What should prescribing doctors do? The prospect of IFIS is one of many considerations for patients who might otherwise benefit from systemic alpha-1 antagonists, but who also have cataracts. The two largest global ophthalmology organizations, the ASCRS and the American Academy of Ophthalmology, issued a joint IFIS educational update statement in July 2008 asking prescribing physicians to consider involving an ophthalmologist before initiating alpha-1 antagonists in patients with known cataracts. Physicians should also remind patients already taking systemic alpha-1 antagonists to report this medication history before having any eye surgery.
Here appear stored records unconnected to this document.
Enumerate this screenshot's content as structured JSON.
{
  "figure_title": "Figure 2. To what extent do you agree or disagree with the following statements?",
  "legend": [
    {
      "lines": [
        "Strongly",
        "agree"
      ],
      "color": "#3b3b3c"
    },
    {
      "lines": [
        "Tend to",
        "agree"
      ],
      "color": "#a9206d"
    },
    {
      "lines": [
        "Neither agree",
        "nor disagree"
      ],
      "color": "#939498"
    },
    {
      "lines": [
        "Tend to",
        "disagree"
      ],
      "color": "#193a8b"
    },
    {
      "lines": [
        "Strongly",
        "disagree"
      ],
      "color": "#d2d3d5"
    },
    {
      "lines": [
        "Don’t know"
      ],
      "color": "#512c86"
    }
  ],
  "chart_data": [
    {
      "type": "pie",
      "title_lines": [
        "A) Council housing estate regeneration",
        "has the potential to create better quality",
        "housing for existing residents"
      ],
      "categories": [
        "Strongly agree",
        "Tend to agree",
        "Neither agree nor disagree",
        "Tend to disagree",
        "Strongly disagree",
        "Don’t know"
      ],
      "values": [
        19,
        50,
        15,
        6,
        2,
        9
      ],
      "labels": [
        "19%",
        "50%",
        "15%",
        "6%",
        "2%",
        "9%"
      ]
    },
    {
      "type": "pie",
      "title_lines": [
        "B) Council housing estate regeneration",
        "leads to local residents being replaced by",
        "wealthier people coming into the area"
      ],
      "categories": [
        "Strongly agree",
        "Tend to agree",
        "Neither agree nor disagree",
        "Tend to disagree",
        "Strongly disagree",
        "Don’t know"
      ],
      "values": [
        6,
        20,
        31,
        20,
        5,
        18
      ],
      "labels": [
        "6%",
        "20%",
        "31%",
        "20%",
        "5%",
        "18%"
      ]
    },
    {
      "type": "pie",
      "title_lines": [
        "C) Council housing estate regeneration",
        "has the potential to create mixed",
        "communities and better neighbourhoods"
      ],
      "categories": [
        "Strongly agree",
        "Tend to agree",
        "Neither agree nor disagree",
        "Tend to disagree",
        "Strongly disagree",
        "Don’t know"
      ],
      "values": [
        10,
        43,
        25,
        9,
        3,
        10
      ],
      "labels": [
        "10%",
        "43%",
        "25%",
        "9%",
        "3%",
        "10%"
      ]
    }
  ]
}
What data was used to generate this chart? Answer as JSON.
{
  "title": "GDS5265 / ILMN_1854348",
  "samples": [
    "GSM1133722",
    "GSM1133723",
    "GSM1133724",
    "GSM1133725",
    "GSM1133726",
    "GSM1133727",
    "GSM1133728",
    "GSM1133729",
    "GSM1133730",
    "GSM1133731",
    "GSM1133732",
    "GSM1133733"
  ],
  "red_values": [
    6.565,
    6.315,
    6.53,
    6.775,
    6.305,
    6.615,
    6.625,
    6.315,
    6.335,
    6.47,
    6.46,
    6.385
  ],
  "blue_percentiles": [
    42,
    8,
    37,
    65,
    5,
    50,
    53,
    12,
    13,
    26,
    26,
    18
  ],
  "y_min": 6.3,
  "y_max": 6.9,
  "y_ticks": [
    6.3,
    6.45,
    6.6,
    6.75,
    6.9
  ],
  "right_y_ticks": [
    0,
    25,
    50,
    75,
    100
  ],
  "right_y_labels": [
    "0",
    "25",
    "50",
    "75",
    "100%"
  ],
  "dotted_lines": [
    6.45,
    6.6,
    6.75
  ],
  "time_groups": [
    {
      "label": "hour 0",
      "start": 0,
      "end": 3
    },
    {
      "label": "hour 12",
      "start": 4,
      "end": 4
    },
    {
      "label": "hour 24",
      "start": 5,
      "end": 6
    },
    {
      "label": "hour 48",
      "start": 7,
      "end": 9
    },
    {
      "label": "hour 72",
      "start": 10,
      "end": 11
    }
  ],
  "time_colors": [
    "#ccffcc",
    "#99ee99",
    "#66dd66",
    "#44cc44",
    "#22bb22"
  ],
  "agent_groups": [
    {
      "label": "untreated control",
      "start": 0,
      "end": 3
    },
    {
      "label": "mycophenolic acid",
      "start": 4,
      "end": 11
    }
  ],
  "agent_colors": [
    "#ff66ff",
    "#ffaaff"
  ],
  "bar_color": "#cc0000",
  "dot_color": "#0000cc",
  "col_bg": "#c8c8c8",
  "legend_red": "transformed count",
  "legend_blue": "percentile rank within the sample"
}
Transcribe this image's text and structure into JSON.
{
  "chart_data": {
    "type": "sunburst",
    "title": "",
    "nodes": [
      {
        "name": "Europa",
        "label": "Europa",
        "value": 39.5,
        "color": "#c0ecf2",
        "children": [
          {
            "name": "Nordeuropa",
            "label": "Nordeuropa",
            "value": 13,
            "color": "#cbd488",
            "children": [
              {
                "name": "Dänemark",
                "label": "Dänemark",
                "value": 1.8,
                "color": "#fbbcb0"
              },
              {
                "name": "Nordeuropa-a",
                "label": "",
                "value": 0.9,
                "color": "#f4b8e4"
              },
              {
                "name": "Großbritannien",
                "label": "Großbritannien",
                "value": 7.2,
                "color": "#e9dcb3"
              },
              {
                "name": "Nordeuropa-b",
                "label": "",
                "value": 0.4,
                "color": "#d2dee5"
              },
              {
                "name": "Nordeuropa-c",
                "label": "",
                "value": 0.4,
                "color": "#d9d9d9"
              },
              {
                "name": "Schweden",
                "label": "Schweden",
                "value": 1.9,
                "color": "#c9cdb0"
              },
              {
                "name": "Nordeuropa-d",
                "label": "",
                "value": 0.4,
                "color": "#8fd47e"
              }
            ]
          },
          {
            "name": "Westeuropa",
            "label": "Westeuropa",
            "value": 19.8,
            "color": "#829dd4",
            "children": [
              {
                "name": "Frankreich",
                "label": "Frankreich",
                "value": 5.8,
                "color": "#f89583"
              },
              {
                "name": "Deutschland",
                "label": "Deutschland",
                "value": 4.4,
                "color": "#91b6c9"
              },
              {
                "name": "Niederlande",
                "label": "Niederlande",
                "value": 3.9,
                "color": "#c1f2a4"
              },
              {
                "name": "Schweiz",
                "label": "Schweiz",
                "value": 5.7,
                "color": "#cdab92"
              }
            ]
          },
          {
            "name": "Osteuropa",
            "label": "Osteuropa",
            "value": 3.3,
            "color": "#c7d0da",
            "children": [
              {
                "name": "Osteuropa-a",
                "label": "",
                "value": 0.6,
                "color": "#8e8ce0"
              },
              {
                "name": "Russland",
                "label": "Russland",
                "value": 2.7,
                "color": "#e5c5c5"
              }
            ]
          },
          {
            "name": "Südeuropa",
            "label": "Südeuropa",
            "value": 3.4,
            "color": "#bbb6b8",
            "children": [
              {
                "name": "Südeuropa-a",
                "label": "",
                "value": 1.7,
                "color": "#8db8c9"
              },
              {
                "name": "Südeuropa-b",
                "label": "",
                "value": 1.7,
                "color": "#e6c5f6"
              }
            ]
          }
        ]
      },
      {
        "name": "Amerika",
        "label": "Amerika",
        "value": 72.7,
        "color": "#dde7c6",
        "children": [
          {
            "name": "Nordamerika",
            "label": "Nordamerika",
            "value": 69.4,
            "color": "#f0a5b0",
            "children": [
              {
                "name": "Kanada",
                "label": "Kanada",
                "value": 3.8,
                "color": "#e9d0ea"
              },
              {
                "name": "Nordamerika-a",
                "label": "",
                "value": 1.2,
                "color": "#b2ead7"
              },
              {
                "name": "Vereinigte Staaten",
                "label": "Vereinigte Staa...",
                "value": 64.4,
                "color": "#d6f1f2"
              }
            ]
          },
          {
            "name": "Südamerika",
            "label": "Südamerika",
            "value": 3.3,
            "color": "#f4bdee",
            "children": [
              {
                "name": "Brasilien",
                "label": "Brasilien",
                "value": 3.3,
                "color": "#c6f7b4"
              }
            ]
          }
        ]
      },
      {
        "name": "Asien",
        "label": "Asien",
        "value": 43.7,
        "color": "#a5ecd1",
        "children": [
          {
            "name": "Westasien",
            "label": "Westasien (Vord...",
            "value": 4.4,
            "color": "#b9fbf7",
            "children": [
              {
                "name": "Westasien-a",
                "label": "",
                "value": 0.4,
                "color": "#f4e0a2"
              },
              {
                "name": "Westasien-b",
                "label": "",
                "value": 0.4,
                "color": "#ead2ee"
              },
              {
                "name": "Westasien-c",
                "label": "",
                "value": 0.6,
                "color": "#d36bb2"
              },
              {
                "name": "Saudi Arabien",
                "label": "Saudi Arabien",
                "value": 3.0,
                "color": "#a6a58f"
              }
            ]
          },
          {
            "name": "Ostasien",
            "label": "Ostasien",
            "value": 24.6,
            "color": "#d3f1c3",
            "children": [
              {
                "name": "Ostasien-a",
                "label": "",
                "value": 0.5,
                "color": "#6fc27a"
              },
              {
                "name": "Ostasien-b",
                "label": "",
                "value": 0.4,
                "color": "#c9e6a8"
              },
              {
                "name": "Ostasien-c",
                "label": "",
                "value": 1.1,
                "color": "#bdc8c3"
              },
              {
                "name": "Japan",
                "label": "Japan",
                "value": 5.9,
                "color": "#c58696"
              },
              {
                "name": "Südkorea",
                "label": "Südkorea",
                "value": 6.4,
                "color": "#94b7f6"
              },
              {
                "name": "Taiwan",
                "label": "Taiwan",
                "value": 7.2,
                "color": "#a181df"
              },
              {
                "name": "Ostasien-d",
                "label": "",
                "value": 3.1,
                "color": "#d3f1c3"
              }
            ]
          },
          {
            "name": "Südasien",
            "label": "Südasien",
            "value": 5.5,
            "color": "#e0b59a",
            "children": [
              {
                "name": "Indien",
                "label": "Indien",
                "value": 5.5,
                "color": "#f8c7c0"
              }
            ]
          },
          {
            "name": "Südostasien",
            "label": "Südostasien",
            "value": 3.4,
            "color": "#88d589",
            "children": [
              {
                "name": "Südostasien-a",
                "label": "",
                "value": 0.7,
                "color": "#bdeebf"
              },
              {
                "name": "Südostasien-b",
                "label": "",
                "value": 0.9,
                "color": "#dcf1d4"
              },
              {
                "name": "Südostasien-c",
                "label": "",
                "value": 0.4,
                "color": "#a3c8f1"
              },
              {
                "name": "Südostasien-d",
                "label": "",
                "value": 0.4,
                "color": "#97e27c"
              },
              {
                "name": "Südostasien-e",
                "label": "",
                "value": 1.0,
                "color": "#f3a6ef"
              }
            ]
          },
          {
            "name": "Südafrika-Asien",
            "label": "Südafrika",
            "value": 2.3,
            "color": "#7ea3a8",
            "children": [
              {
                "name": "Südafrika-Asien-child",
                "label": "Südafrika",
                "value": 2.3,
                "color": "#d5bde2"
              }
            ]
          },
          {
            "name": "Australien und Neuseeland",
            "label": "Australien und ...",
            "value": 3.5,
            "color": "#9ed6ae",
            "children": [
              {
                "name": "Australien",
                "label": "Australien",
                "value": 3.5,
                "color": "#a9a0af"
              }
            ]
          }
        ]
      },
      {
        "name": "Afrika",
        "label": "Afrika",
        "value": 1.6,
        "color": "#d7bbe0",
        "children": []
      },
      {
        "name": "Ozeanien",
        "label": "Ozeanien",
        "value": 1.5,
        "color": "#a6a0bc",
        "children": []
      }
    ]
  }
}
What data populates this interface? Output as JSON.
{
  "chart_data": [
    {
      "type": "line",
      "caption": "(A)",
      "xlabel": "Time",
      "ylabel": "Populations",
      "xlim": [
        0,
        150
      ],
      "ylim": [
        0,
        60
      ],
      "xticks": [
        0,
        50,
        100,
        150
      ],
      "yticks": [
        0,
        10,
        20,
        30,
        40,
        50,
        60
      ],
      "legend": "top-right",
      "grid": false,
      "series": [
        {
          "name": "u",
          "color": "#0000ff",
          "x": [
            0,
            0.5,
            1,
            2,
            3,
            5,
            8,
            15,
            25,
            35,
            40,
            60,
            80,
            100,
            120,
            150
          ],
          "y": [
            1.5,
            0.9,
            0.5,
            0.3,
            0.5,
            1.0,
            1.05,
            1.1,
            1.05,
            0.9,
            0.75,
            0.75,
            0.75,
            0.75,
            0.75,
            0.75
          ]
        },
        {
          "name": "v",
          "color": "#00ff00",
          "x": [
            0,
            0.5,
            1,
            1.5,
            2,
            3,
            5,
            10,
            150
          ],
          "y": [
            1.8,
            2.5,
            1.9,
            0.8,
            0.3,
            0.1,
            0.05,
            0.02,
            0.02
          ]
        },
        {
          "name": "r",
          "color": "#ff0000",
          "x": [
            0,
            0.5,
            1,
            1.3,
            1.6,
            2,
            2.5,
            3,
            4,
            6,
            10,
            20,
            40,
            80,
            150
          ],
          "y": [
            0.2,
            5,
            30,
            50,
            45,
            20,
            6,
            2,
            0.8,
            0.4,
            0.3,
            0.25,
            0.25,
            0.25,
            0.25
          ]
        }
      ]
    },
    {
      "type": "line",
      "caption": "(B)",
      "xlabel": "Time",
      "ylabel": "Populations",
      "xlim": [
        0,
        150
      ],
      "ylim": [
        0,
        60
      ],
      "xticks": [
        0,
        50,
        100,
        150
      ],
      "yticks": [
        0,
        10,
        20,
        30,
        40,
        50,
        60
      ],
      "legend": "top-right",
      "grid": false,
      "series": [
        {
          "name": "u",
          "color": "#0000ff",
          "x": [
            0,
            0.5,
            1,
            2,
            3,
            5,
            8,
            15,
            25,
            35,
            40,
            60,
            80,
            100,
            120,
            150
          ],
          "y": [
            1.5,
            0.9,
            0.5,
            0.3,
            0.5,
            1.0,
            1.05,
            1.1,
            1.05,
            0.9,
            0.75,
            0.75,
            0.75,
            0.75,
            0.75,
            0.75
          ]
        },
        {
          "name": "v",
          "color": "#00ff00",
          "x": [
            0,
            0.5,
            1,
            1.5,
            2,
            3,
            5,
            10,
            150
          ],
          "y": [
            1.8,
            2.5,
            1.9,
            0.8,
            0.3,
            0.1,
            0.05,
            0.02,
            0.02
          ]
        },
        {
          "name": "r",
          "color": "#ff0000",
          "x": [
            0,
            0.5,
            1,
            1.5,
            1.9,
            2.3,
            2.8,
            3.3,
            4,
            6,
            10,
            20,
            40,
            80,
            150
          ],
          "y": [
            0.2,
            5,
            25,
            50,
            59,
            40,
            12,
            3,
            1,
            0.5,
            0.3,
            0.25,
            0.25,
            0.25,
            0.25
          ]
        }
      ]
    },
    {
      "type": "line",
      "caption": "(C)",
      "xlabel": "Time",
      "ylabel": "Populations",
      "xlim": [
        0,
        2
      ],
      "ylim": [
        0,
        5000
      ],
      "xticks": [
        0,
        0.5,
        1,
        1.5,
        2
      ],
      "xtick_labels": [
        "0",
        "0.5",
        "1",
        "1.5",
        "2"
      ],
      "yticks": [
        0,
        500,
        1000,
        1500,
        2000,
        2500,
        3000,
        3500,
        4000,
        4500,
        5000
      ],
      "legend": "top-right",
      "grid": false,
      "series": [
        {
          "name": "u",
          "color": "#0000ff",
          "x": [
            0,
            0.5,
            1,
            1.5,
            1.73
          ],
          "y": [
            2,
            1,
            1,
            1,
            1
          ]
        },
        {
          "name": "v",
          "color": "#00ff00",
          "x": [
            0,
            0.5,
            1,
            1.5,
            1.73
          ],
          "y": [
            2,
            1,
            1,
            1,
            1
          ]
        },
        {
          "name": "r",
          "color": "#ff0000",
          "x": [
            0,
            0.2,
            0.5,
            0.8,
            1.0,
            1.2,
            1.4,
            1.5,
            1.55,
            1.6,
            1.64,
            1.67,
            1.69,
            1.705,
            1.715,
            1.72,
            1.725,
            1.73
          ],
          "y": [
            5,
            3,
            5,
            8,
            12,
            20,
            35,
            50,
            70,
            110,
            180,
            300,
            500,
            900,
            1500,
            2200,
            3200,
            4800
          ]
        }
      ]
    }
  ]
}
Another interesting question is whether 5-alpha reductase inhibitors, such as finasteride (Proscar), will be prescribed more often as a treatment for BPH, particularly in patients with cataracts. The Prostate Cancer Prevention Trial (PCPT) is a prospective, randomized, placebo-controlled study sponsored by the National Cancer Institute. The study followed nearly 19,000 men older than 55 years for seven years. In 2003, the initial PCPT results reported that finasteride reduced the overall incidence of prostate cancer by 25 percent, but seemed to increase the risk of aggressive malignancies.10
Three recent studies reported in May 2008 appear to have allayed these concerns.11–13 A comprehensive re-evaluation of PCPT data using advanced statistical modeling techniques and a re-assessment of prostate tissue biopsies from the study showed that finasteride reduced the risk of prostate cancer by 30 percent and was not associated with more aggressive cancers. As a generic medication approved for BPH, finasteride does not cause IFIS and is an alternative to alpha-1 antagonists for patients with known cataracts.
Managing the side effects and complex interactions of a lengthy medication list is challenging, and ophthalmologists respect and admire the ability of our primary care colleagues to do this. With the goal of reducing cataract surgical complications, we welcome the opportunity to be a resource for you and our mutual patients on this issue.